Sampai di Kanada mereka akhirnya dibawa ke Saint Raymond dimana mereka akan tinggal. Alif kebagian Franc sebagai homologuenya dan Ferdinand dan Mona sebagai orangtua angkatnya. Sejak itu pula, rasa kekeluargaan langsung timbul diantara mereka. Franc dan Alif juga kebagian tugas di Stasiun TV local Saint Raymond. Sehingga untuk memuluskan rencananya mendapatkan medali, mereka memutuskan untuk mewawancarai secara ekslusif tokoh referendum Kanada.

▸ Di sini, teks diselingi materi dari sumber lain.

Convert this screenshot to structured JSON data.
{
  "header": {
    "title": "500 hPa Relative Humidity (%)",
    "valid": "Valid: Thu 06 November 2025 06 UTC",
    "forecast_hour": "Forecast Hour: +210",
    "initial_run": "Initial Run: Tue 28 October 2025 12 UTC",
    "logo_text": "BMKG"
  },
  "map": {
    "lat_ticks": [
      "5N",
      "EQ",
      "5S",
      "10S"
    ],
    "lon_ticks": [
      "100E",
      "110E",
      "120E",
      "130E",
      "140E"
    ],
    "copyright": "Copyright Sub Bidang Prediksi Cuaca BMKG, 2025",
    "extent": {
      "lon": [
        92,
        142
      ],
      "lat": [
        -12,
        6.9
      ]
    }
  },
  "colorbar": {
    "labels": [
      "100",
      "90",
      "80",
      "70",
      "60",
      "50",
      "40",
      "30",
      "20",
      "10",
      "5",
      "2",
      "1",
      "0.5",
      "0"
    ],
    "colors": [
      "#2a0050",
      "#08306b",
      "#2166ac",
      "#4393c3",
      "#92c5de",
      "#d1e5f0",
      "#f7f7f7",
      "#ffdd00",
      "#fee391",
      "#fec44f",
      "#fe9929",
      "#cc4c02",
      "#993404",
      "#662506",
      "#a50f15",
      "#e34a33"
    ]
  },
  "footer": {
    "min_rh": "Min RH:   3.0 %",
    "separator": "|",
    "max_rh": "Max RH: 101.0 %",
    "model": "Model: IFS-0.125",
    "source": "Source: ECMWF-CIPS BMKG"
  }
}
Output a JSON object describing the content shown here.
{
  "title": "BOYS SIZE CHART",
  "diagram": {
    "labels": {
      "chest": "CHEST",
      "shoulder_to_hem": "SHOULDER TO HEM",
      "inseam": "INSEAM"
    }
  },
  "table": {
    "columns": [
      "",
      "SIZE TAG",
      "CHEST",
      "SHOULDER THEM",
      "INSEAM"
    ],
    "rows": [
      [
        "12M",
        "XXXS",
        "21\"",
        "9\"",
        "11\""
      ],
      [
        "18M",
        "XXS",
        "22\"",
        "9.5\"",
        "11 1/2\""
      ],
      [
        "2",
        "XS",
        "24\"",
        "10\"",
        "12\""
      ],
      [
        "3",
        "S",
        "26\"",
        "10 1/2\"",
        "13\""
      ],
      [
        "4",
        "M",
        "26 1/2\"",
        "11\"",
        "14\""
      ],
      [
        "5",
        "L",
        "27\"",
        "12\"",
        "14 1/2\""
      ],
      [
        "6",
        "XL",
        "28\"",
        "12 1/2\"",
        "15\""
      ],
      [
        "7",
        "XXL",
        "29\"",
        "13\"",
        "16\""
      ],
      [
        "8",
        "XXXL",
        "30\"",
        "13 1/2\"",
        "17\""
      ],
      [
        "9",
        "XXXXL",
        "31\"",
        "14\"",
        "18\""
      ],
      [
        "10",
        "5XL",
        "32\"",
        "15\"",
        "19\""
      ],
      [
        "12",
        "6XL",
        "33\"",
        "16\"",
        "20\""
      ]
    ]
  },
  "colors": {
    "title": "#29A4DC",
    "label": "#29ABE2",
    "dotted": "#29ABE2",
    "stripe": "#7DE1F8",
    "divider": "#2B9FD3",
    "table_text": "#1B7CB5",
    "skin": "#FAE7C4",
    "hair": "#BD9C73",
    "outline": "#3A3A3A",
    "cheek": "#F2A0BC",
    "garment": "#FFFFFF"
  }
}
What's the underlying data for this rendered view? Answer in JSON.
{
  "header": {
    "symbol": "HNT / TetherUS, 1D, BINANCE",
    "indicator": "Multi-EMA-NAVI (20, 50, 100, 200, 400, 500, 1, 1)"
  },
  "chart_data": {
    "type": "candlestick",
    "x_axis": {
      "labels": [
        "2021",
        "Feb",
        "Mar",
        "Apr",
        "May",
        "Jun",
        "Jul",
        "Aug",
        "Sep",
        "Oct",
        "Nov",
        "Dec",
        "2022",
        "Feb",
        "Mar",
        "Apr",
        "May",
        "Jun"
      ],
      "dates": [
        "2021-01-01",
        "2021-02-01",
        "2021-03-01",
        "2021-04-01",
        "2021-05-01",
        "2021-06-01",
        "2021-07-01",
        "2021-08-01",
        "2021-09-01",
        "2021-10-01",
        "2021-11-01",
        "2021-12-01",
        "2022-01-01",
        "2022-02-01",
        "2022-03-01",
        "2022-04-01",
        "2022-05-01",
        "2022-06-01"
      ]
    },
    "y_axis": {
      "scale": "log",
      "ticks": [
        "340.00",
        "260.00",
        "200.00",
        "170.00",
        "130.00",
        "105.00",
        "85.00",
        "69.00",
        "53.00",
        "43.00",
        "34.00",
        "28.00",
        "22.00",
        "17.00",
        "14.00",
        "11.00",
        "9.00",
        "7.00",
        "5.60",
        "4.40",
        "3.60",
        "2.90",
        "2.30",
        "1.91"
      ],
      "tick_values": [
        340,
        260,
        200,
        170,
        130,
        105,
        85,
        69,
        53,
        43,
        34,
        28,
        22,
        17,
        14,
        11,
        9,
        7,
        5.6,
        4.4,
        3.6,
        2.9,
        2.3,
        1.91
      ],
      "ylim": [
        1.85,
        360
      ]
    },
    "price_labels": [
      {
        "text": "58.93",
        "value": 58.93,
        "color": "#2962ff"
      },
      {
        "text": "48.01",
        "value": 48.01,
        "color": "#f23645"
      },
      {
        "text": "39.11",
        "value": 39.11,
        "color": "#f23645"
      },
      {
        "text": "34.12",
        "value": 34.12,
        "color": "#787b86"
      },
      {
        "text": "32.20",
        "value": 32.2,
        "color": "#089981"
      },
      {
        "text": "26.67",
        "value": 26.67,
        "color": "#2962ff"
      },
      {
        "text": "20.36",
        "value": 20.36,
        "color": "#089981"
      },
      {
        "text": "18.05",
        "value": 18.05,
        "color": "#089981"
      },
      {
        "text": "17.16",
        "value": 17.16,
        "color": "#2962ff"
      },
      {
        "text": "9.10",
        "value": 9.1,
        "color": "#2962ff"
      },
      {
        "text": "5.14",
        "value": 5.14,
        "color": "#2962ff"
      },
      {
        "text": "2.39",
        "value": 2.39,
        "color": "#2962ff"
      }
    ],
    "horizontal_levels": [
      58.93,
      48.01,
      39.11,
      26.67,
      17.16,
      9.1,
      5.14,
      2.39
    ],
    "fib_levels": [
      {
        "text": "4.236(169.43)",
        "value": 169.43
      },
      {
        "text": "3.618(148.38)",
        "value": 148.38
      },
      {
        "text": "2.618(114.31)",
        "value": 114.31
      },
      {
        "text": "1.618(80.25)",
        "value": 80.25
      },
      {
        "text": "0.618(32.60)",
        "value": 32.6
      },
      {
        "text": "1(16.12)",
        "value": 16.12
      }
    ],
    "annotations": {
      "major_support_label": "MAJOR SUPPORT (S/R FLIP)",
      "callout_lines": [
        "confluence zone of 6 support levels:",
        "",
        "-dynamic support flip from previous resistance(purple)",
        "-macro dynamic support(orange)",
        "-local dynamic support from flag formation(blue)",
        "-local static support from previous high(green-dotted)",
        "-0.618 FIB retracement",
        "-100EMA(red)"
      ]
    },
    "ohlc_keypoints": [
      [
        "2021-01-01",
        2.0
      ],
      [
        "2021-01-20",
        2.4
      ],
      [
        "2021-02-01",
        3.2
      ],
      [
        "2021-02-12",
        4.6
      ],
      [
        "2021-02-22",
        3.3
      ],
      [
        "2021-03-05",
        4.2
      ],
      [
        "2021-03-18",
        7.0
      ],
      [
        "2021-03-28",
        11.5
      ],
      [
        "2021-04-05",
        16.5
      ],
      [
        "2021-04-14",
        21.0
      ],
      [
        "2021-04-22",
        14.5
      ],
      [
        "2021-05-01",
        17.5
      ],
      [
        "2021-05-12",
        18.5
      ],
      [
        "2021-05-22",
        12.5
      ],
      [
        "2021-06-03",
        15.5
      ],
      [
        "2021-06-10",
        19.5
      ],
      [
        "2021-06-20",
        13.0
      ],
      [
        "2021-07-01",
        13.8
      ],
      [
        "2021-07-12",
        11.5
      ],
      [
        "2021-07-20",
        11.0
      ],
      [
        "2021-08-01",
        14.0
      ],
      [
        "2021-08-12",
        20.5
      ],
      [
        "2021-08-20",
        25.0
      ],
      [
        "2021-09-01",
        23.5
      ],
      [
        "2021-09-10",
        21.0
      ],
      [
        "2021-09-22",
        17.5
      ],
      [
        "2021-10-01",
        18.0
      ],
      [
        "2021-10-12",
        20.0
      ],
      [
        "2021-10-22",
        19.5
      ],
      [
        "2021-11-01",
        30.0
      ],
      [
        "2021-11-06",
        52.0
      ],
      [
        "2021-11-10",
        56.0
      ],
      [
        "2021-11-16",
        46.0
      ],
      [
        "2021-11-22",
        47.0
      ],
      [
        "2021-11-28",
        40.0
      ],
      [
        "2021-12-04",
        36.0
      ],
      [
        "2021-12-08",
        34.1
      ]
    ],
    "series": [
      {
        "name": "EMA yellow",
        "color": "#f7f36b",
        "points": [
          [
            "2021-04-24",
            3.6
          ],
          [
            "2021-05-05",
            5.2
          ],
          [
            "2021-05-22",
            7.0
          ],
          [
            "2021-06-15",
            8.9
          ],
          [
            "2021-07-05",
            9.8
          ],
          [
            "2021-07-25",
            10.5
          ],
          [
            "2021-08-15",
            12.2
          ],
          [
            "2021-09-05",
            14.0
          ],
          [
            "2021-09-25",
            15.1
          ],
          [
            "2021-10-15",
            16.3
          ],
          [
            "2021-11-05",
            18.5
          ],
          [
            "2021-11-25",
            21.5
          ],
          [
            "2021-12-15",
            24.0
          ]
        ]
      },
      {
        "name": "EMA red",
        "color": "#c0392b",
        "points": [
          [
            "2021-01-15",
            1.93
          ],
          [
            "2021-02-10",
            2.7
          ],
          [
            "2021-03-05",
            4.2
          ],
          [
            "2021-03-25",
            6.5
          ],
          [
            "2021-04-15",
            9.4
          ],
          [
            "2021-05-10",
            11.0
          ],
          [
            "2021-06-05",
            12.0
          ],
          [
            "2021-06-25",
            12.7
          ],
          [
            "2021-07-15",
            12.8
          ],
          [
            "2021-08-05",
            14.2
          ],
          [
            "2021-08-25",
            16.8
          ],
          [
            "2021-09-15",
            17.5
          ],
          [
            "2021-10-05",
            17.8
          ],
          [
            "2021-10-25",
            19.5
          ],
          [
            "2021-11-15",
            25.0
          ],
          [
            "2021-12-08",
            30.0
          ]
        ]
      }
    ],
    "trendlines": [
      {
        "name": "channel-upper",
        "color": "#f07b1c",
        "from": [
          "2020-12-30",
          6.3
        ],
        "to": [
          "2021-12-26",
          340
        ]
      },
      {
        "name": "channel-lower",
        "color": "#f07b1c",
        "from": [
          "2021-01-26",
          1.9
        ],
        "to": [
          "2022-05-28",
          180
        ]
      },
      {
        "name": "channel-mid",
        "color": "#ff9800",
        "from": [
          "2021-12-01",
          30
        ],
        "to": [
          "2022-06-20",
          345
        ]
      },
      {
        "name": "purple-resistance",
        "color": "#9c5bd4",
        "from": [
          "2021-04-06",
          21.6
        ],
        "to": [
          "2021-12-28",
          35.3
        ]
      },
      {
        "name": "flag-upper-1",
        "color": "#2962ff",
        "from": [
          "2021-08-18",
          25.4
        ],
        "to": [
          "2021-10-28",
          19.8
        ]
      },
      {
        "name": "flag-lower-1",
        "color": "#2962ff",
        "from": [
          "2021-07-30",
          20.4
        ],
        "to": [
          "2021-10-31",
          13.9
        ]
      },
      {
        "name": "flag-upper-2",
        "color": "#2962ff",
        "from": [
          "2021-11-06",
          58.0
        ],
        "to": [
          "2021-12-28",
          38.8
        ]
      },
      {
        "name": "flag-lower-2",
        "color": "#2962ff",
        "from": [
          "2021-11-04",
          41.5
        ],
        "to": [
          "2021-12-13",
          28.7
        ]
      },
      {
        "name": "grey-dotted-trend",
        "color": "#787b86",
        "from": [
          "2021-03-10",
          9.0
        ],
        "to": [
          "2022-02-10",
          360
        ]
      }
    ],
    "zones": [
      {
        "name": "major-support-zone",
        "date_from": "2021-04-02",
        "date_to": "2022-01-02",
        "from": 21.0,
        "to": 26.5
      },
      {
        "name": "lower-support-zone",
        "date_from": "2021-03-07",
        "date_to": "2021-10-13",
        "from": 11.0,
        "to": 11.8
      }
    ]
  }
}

Namun rencananya tak berlangsung secara mulus. Selama 1 bulan penuh mereka mengalami penolakan dari tim suksenya. Akhirnya dengan semangat man shabara zhafira mereka berhasil mewawancarai tokoh referendum tersebut dan menyedot perhatian masyarakat dari Saint Raymond. Di hari pahlawan, para siswa pertukaran yang di komandoi oleh Rusdi mengadakan upacara di puncak tertinggi Saint Raymond. Mereka juga mengandakan festival budaya Indonesia. Festival berlangsung sangat meriah dan sukses, membuat headline Koran di Kanada semua membicarakan kemeriahannya. Di dalam acara itu pula disematkan medali kepada Alif dan Franc yang berhasil mewawancarai seorang tokoh referendum Kanada yang sangat terkenal. Akhirnya waktu pulang pun tiba. Meski berat tapi harus dilakukan. Akhirnya Alif balik ke Bandung membawa segala kenangannya di Kanada dan sekaligus membawa kebanggaan karena telah membanggakan Indonesia di mata dunia.